Maps almost always have a legend down in one corner explaining line types and line weights and colors and text sizes and symbology and whatnot. Do you have the entire map? Any such legend?
A lot of the plain dots are railroad station names for places that may or may not agree with the names conferred by local citizens or political entities. Others might be a sign on a post far away from the nearest building. John Armstrong included a photo of one such with his White Pass and Yukon track plan. Another was an isolated helper spur on the N&W, the downhill home of a Y6 pusher.
I’m not the Op, My search for Cotton Belt kept turning up modern commuter lines. The B&O map was just what you see without any key to the symbols, however I did find a Pittsburgh ETT Is the E Engineers? time table.

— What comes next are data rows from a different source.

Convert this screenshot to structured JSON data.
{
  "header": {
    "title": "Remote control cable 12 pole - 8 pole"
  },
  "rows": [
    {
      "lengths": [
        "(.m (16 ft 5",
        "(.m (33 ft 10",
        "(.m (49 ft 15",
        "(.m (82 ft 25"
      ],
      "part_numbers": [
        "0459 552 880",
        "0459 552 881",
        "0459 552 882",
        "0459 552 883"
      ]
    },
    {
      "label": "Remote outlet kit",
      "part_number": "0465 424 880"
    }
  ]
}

Edineau was a T/O station.
oops forgot the link. It is interesting all in itself to those of us without real world RR experience
No,ETT is Employee Time Table…That gave us a lot of information on passing sidings and industrial sidings and their capacity from the derail to the end of the siding…It would also tell us what engines wasn’t allowed on that industrial track. The daily bulletin was more important because it gave you updated information like slow orders,MOW work areas etc.
On the SSW map the stations with a dot are probably agencies (there is a station agent there) and the stations with out a dot are just stations (could be anything, but not a freight agency). All of the junction points have dots, but not all the dots are at junction points.
If you look at the Cotton Belt Route Map, and it is the Cotton Belt that the OP asked about, all of the solid dots are at interchanges and freight connections.